Climate litigation is becoming one of the legal avenues, taken by the citizens, environmental groups, local governments (cities), shareholders and investors. The amount of climate change-related claims aiming to hold the governments accountable and the companies liable is on the rise worldwide.
According to one of the leading international law firms White and Case listed, climate litigation is driven by the following rationales: (i) compensation for the costs of adaptation to climate change; (ii) challenging climate change-related legislation and policies, or their application; (iii) preventing future emissions and contributions to climate change; (iv) requiring governments or regulators to take action to meet national or international commitments; (v) raising awareness and exerting pressure on corporate actors, regulators or investors. Courts are adjudicating disputes over action or inaction related to climate change mitigation and adaptation efforts.
In their submissions, the plaintiffs make use of: (i) the national commitments and NDCs in arguments about the adequacy or inadequacy of efforts by national governments to protect individual rights vis-à-vis climate change and its impacts (UNEP, 2017); (ii) the conventional legal strategies against the companies that provide false statements and financial reports about the impact and responses to increasing climate risks and costs of the climate regulations through an enforcement of the anti-fraud laws (SDWatch, 2018) or requirement to properly disclose climate risk, that is “a major or material risk” to business (Abrahams v Commonwealth Bank of Australia, 2017); (iii) provisions of constitutional law and human rights (Urgenda Foundation vs Kingdom of Netherlands, 2018)

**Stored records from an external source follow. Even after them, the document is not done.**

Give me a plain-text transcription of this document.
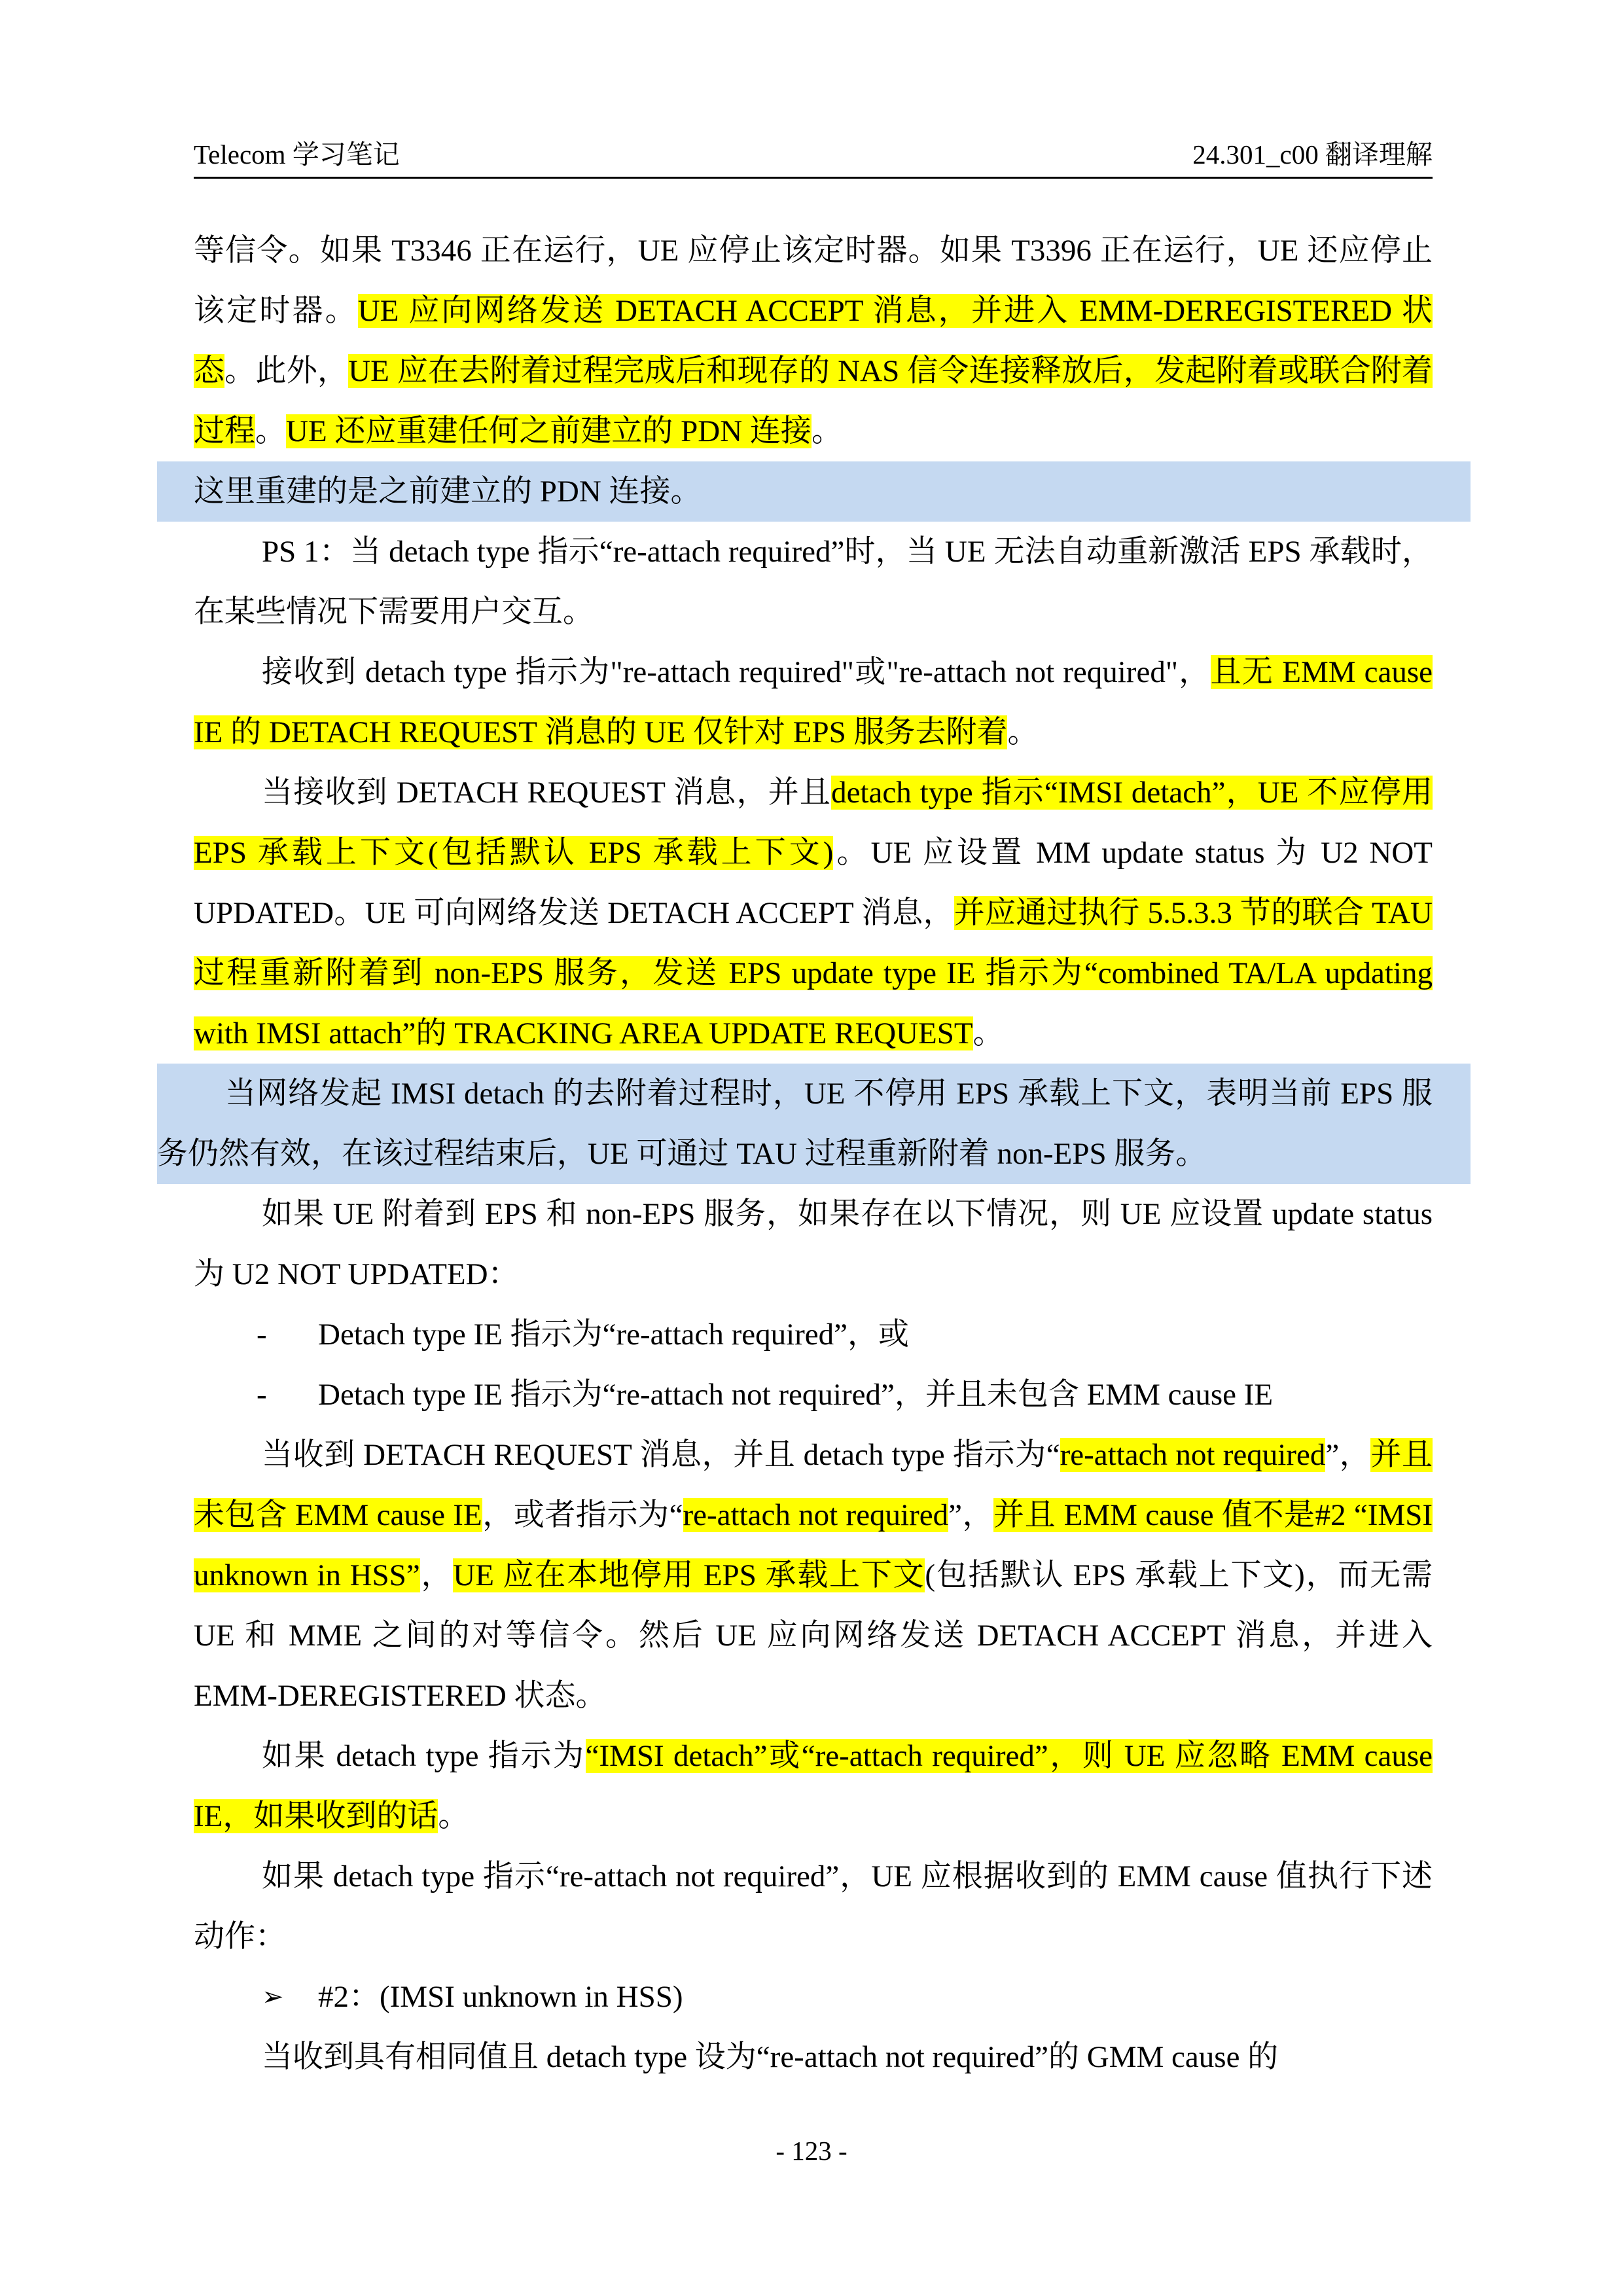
Telecom 学习笔记	24.301_c00 翻译理解

等信令。如果 T3346 正在运行，UE 应停止该定时器。如果 T3396 正在运行，UE 还应停止该定时器。UE 应向网络发送 DETACH ACCEPT 消息，并进入 EMM-DEREGISTERED 状态。此外，UE 应在去附着过程完成后和现存的 NAS 信令连接释放后，发起附着或联合附着过程。UE 还应重建任何之前建立的 PDN 连接。

这里重建的是之前建立的 PDN 连接。

PS 1：当 detach type 指示“re-attach required”时，当 UE 无法自动重新激活 EPS 承载时，在某些情况下需要用户交互。

接收到 detach type 指示为"re-attach required"或"re-attach not required"，且无 EMM cause IE 的 DETACH REQUEST 消息的 UE 仅针对 EPS 服务去附着。

当接收到 DETACH REQUEST 消息，并且detach type 指示“IMSI detach”，UE 不应停用 EPS 承载上下文(包括默认 EPS 承载上下文)。UE 应设置 MM update status 为 U2 NOT UPDATED。UE 可向网络发送 DETACH ACCEPT 消息，并应通过执行 5.5.3.3 节的联合 TAU 过程重新附着到 non-EPS 服务，发送 EPS update type IE 指示为“combined TA/LA updating with IMSI attach”的 TRACKING AREA UPDATE REQUEST。

当网络发起 IMSI detach 的去附着过程时，UE 不停用 EPS 承载上下文，表明当前 EPS 服务仍然有效，在该过程结束后，UE 可通过 TAU 过程重新附着 non-EPS 服务。

如果 UE 附着到 EPS 和 non-EPS 服务，如果存在以下情况，则 UE 应设置 update status 为 U2 NOT UPDATED：

- Detach type IE 指示为“re-attach required”，或

- Detach type IE 指示为“re-attach not required”，并且未包含 EMM cause IE

当收到 DETACH REQUEST 消息，并且 detach type 指示为“re-attach not required”，并且未包含 EMM cause IE，或者指示为“re-attach not required”，并且 EMM cause 值不是#2 “IMSI unknown in HSS”，UE 应在本地停用 EPS 承载上下文(包括默认 EPS 承载上下文)，而无需 UE 和 MME 之间的对等信令。然后 UE 应向网络发送 DETACH ACCEPT 消息，并进入 EMM-DEREGISTERED 状态。

如果 detach type 指示为“IMSI detach”或“re-attach required”，则 UE 应忽略 EMM cause IE，如果收到的话。

如果 detach type 指示“re-attach not required”，UE 应根据收到的 EMM cause 值执行下述动作：

➢ #2：(IMSI unknown in HSS)

当收到具有相同值且 detach type 设为“re-attach not required”的 GMM cause 的

- 123 -
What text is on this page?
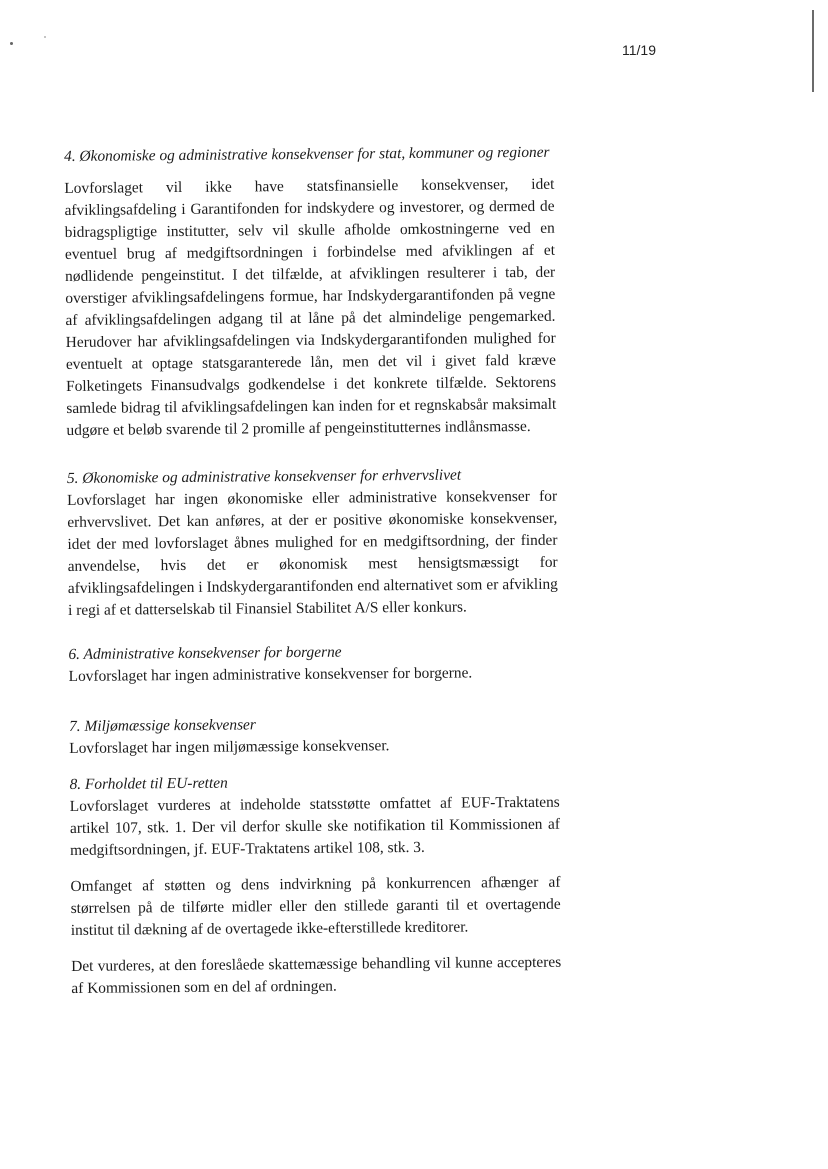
11/19

4. Økonomiske og administrative konsekvenser for stat, kommuner og regioner

Lovforslaget vil ikke have statsfinansielle konsekvenser, idet afviklingsafdeling i Garantifonden for indskydere og investorer, og dermed de bidragspligtige institutter, selv vil skulle afholde omkostningerne ved en eventuel brug af medgiftsordningen i forbindelse med afviklingen af et nødlidende pengeinstitut. I det tilfælde, at afviklingen resulterer i tab, der overstiger afviklingsafdelingens formue, har Indskydergarantifonden på vegne af afviklingsafdelingen adgang til at låne på det almindelige pengemarked. Herudover har afviklingsafdelingen via Indskydergarantifonden mulighed for eventuelt at optage statsgaranterede lån, men det vil i givet fald kræve Folketingets Finansudvalgs godkendelse i det konkrete tilfælde. Sektorens samlede bidrag til afviklingsafdelingen kan inden for et regnskabsår maksimalt udgøre et beløb svarende til 2 promille af pengeinstitutternes indlånsmasse.

5. Økonomiske og administrative konsekvenser for erhvervslivet

Lovforslaget har ingen økonomiske eller administrative konsekvenser for erhvervslivet. Det kan anføres, at der er positive økonomiske konsekvenser, idet der med lovforslaget åbnes mulighed for en medgiftsordning, der finder anvendelse, hvis det er økonomisk mest hensigtsmæssigt for afviklingsafdelingen i Indskydergarantifonden end alternativet som er afvikling i regi af et datterselskab til Finansiel Stabilitet A/S eller konkurs.

6. Administrative konsekvenser for borgerne

Lovforslaget har ingen administrative konsekvenser for borgerne.

7. Miljømæssige konsekvenser

Lovforslaget har ingen miljømæssige konsekvenser.

8. Forholdet til EU-retten

Lovforslaget vurderes at indeholde statsstøtte omfattet af EUF-Traktatens artikel 107, stk. 1. Der vil derfor skulle ske notifikation til Kommissionen af medgiftsordningen, jf. EUF-Traktatens artikel 108, stk. 3.

Omfanget af støtten og dens indvirkning på konkurrencen afhænger af størrelsen på de tilførte midler eller den stillede garanti til et overtagende institut til dækning af de overtagede ikke-efterstillede kreditorer.

Det vurderes, at den foreslåede skattemæssige behandling vil kunne accepteres af Kommissionen som en del af ordningen.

Urgenda case represents an interesting development and sets a new benchmark in climate regulation, at least in the EU area. In 2018, Urgenda Foundation and over 900 citizens succeed in their rights based claim before The Hague Court of Appeal against the Dutch government (Urgenda Foundation v the Kingdom of Netherlands). The government must now reduce carbon dioxide emissions by a minimum of 25 percent compared to 1990 levels. This is the first decision by any court in the world ordering a state to limit its greenhouse gas emissions, where the constitution and human rights where invoked(previous cases where based on the statutory mandates). Although the Dutch government aims to appeal the ruling, the case became a new landmark ruling in climate litigation and climate action.
Another interesting development in climate litigation in the context of invoking national, federal or constitutional law occurred in case Juliana v. The United States (reviewed by the SDWatch earlier). Sabin Center for Climate Change Law (Columbia Law School) provided the following summary.
In February 2019 the government filed its opening brief in the appeal. The government argued that the plaintiffs lacked standing and that the lawsuit “is categorically not a case or controversy within the meaning of Article III” because it would require courts to “review and assess the entirety of Congress’s and the Executive Branch’s programs and regulatory decisions relating to climate change and then to pass on the comprehensive constitutionality of all of those policies, programs, and inaction in the aggregate.” The government also contended that the plaintiffs were required to proceed under the Administrative Procedure Act and that their constitutional claims were without merit. In addition, the government asserted that there was no federal public trust doctrine and that, even if there were, the Clean Air Act had displaced it. The government further argued that even if the federal public trust doctrine existed and had not been displaced, it would not cover the “climate system” or atmosphere. The government also filed a three-volume set of excerpts from the record. Juliana v. United States, No. 18-36082 (9th Cir. opening brief, record excerpts: vol. 1, vol. 2, vol. 3Feb. 1, 2019); No. 6:15-cv-01517 (D. Or. orderJan. 8, 2019).
In overall, the trends demonstrate the increasing pressure on: (i) companies to accurately factor in and disclose the business risks associated with climate change and the costs of the compliance with climate change regulations; (ii) investors and (iii) governments to walk their talk and commitments related to climate change mitigation and adaptation efforts and effective protection of the citizens from the impacts of climate change.